The Commissioner-in-waiting of the Met, Paul Condon, revealed his
priorities in a speech in early December. His call for a return
to basic policing and a fast response emergency service, visible
policing, and care for victims, not social engineering, was a
clear message to the liberals that `gimmicks' such as community
policing and consultation were on the way out. Having shown his
credentials as an authoritarian of the old school, he continued
that `heavy-handedness with prisoners and lack of integrity in
producing evidence' were no longer tolerated. `To say the ends
justify the means is dangerous,' he said (Independent 3.12.92).
Other than these comments, there was nothing to indicate what
Condon proposes to do about the state of the police, in whom
public confidence is at an all-time low, with nearly half of the
respondents in a recent survey for the Solicitors' Journal saying
that they had lost their faith in the police following the
Guildford 4, Birmingham 6 and other miscarriages of justice.

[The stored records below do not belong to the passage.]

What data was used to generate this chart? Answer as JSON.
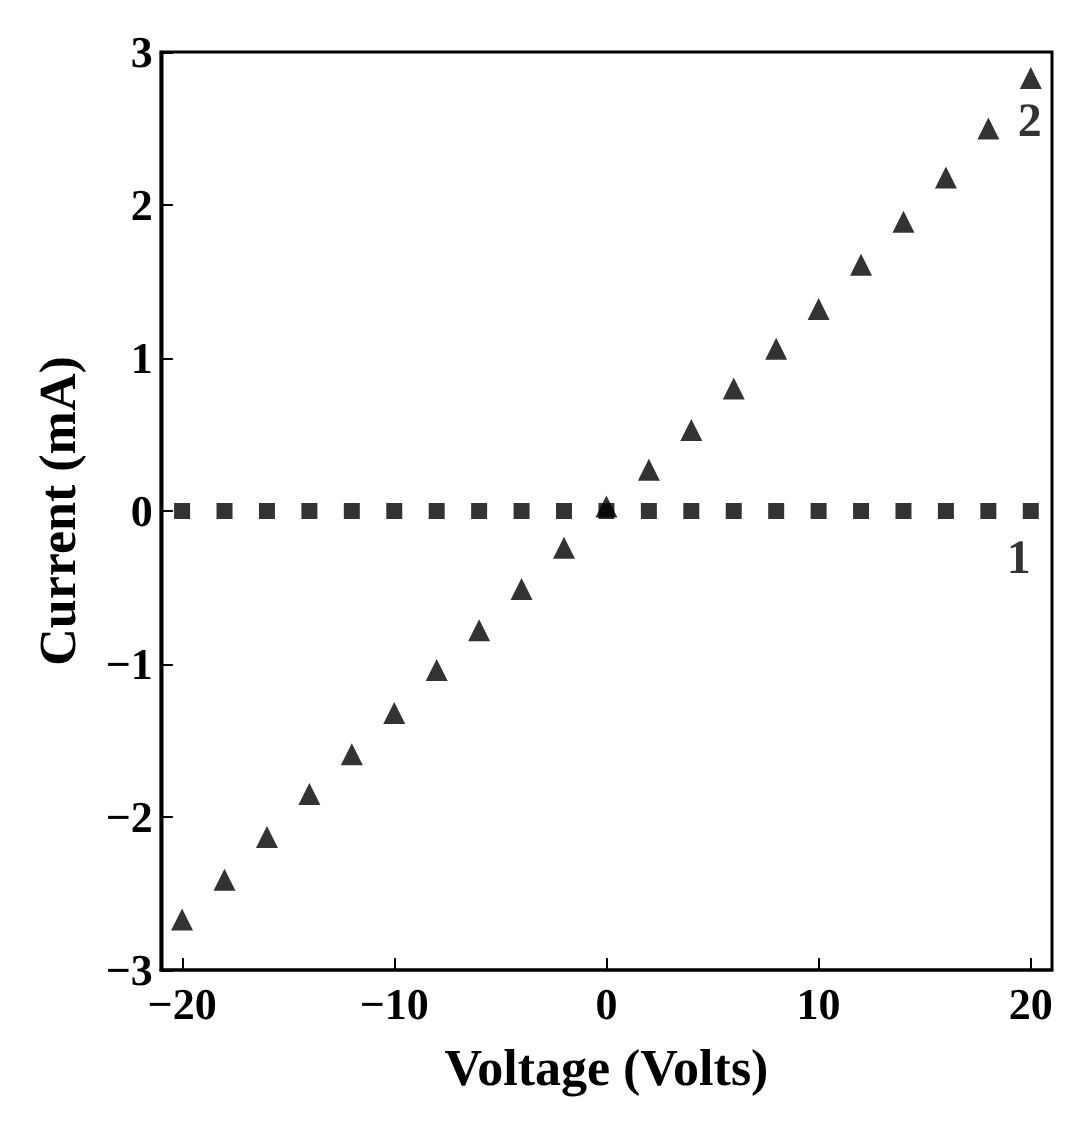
{
  "chart_data": {
    "type": "scatter",
    "xlabel": "Voltage (Volts)",
    "ylabel": "Current (mA)",
    "xlim": [
      -21,
      21
    ],
    "xticks": [
      -20,
      -10,
      0,
      10,
      20
    ],
    "ylim": [
      -3,
      3
    ],
    "yticks": [
      -3,
      -2,
      -1,
      0,
      1,
      2,
      3
    ],
    "grid": false,
    "legend": false,
    "x": [
      -20,
      -18,
      -16,
      -14,
      -12,
      -10,
      -8,
      -6,
      -4,
      -2,
      0,
      2,
      4,
      6,
      8,
      10,
      12,
      14,
      16,
      18,
      20
    ],
    "series": [
      {
        "name": "1",
        "color": "#000000",
        "marker": "square",
        "values": [
          0,
          0,
          0,
          0,
          0,
          0,
          0,
          0,
          0,
          0,
          0,
          0,
          0,
          0,
          0,
          0,
          0,
          0,
          0,
          0,
          0
        ]
      },
      {
        "name": "2",
        "color": "#000000",
        "marker": "triangle",
        "values": [
          -2.67,
          -2.41,
          -2.13,
          -1.85,
          -1.59,
          -1.32,
          -1.04,
          -0.78,
          -0.51,
          -0.24,
          0.03,
          0.27,
          0.53,
          0.8,
          1.06,
          1.32,
          1.61,
          1.89,
          2.18,
          2.5,
          2.83
        ]
      }
    ]
  }
}
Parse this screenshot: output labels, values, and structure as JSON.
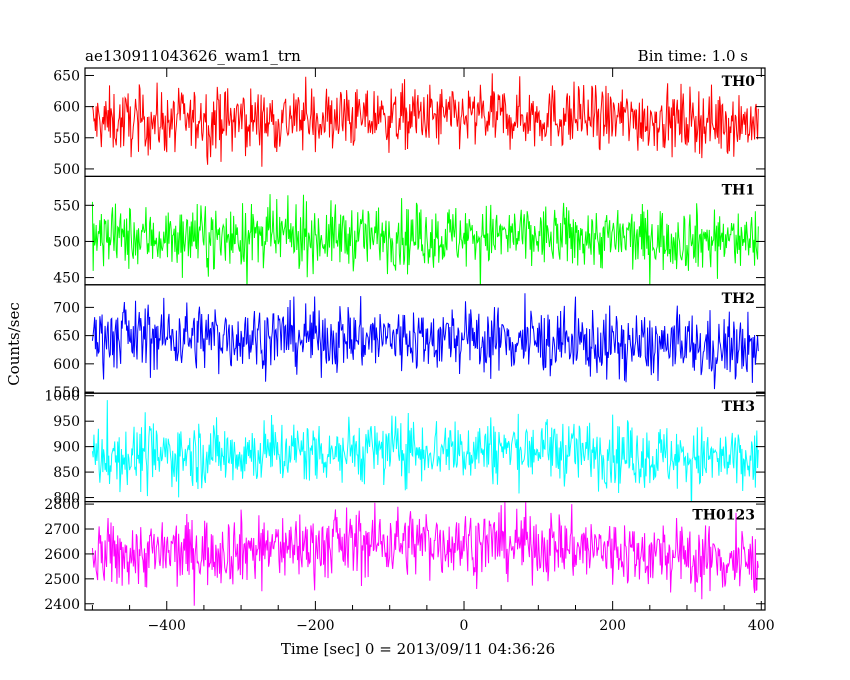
{
  "chart_data": {
    "type": "line",
    "title_left": "ae130911043626_wam1_trn",
    "title_right": "Bin time: 1.0 s",
    "ylabel": "Counts/sec",
    "xlabel": "Time [sec] 0 = 2013/09/11 04:36:26",
    "xlim": [
      -510,
      405
    ],
    "xticks": [
      -400,
      -200,
      0,
      200,
      400
    ],
    "grid": false,
    "panels": [
      {
        "name": "TH0",
        "color": "#ff0000",
        "ylim": [
          488,
          662
        ],
        "yticks": [
          500,
          550,
          600,
          650
        ],
        "mean": 578,
        "amplitude": 26,
        "trend": [
          [
            -500,
            575
          ],
          [
            -100,
            582
          ],
          [
            100,
            585
          ],
          [
            400,
            575
          ]
        ]
      },
      {
        "name": "TH1",
        "color": "#00ff00",
        "ylim": [
          440,
          590
        ],
        "yticks": [
          450,
          500,
          550
        ],
        "mean": 505,
        "amplitude": 22,
        "trend": [
          [
            -500,
            505
          ],
          [
            0,
            508
          ],
          [
            400,
            502
          ]
        ]
      },
      {
        "name": "TH2",
        "color": "#0000ff",
        "ylim": [
          548,
          740
        ],
        "yticks": [
          550,
          600,
          650,
          700
        ],
        "mean": 645,
        "amplitude": 30,
        "trend": [
          [
            -500,
            650
          ],
          [
            0,
            645
          ],
          [
            400,
            625
          ]
        ]
      },
      {
        "name": "TH3",
        "color": "#00ffff",
        "ylim": [
          792,
          1005
        ],
        "yticks": [
          800,
          850,
          900,
          950,
          1000
        ],
        "mean": 885,
        "amplitude": 32,
        "trend": [
          [
            -500,
            880
          ],
          [
            -100,
            895
          ],
          [
            100,
            895
          ],
          [
            400,
            870
          ]
        ]
      },
      {
        "name": "TH0123",
        "color": "#ff00ff",
        "ylim": [
          2375,
          2810
        ],
        "yticks": [
          2400,
          2500,
          2600,
          2700,
          2800
        ],
        "mean": 2610,
        "amplitude": 70,
        "trend": [
          [
            -500,
            2590
          ],
          [
            -100,
            2650
          ],
          [
            100,
            2640
          ],
          [
            400,
            2560
          ]
        ]
      }
    ]
  }
}
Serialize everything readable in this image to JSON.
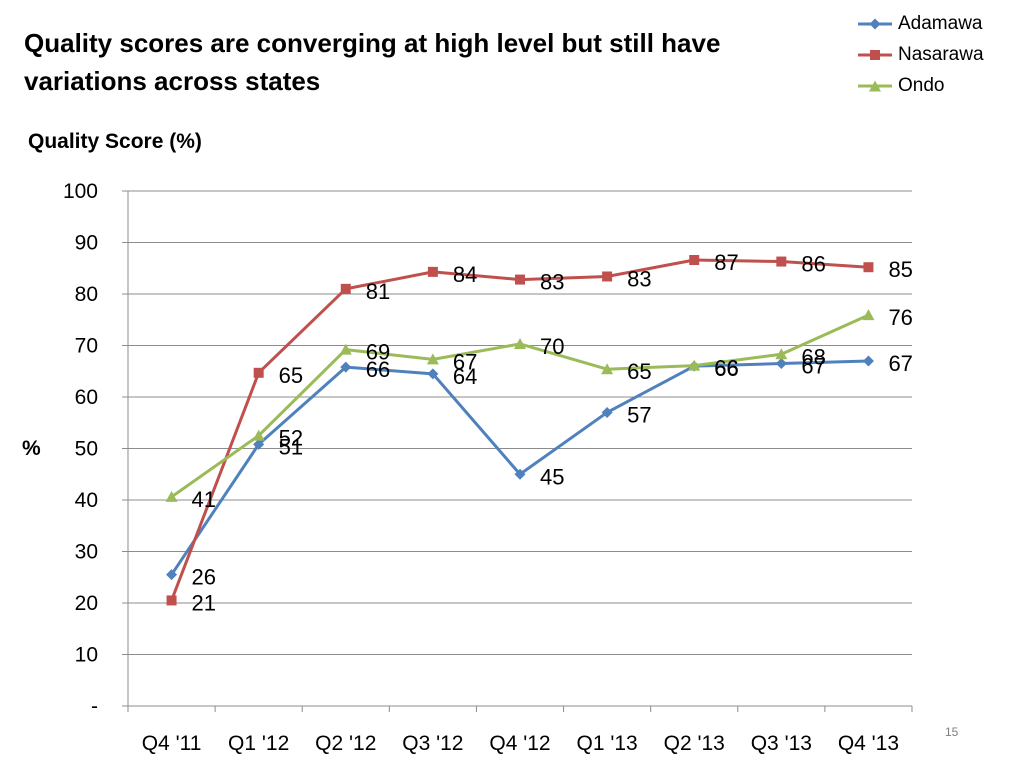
{
  "slide": {
    "title": "Quality scores are converging at high level but still have variations across states",
    "page_number": "15"
  },
  "chart_data": {
    "type": "line",
    "title": "Quality Score (%)",
    "xlabel": "",
    "ylabel": "%",
    "categories": [
      "Q4 '11",
      "Q1 '12",
      "Q2 '12",
      "Q3 '12",
      "Q4 '12",
      "Q1 '13",
      "Q2 '13",
      "Q3 '13",
      "Q4 '13"
    ],
    "ylim": [
      0,
      100
    ],
    "yticks": [
      0,
      10,
      20,
      30,
      40,
      50,
      60,
      70,
      80,
      90,
      100
    ],
    "ytick_labels": [
      "-",
      "10",
      "20",
      "30",
      "40",
      "50",
      "60",
      "70",
      "80",
      "90",
      "100"
    ],
    "grid": true,
    "legend_position": "top-right",
    "series": [
      {
        "name": "Adamawa",
        "color": "#4F81BD",
        "marker": "diamond",
        "values": [
          25.5,
          50.8,
          65.8,
          64.5,
          45,
          57,
          66,
          66.5,
          67
        ],
        "labels": [
          "26",
          "51",
          "66",
          "64",
          "45",
          "57",
          "66",
          "67",
          "67"
        ]
      },
      {
        "name": "Nasarawa",
        "color": "#C0504D",
        "marker": "square",
        "values": [
          20.5,
          64.7,
          81,
          84.3,
          82.8,
          83.4,
          86.6,
          86.3,
          85.2
        ],
        "labels": [
          "21",
          "65",
          "81",
          "84",
          "83",
          "83",
          "87",
          "86",
          "85"
        ]
      },
      {
        "name": "Ondo",
        "color": "#9BBB59",
        "marker": "triangle",
        "values": [
          40.6,
          52.5,
          69.2,
          67.3,
          70.3,
          65.4,
          66.1,
          68.3,
          75.9
        ],
        "labels": [
          "41",
          "52",
          "69",
          "67",
          "70",
          "65",
          "66",
          "68",
          "76"
        ]
      }
    ]
  }
}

Proposals to clean up the police's act came from other quarters,
and received a cool welcome from the police. A draft 11-point
`ethics statement' for all police officers, issued for
consultation by the police ethics working party (of senior
officers and Home Office officials) in December, was dismissed
by Alan Eastwood, chair of the Police Federation, as
`unnecessary'. When, later in the month, Home Secretary Kenneth
Clarke announced proposals for faster police disciplinary
proceedings, and for the dismissal of incompetent officers,
Eastwood said there was no need for new procedures, and accused
Clarke of creating a distorted picture of a force `beset by lazy
and unsackable officers'. And a dramatic drop in the numbers of
arrests in London was attributed to police `losing heart' by Mike
Bennett, the Police Federation Metropolitan branch chair. `You're
now getting the police service you deserve', he said. `Officers
are fed up with not being believed in court, fed up with the
bureaucracy, fed up with all the changes' (Guardian 12, 17,
19.12.92).

Elsewhere, ACPO Crime Secretary John Hoddinott, Chief Constable
of Hampshire, complained that too much material was being
disclosed to the defence. He called for new guidelines to limit
the amount of disclosure required and to protect the identity of
informants. According to police, between 20 and 30 cases are
being dropped every year in order to prevent disclosure of
informants' details.

Police disclosure of a different kind was under attack in the
High Court, as Mr Justice Popplewell ordered the police to stop
`emasculating and frustrating' the police complaints procedure
by using evidence obtained from the complainant to defend civil
actions. He said that complainants were `naturally and rightly
unwilling' to make statements which could be used against them
later. The police said that his ruling would be impossible to
implement, and indicated that they would appeal. The case arose
from a civil action brought by Kevin Wiley, who sued the police
after being acquitted of an armed robbery charge brought in 1987
by the West Midlands Serious Crime Squad ( Guardian, Independent
23.12.92, Independent on Sunday 27.12.92).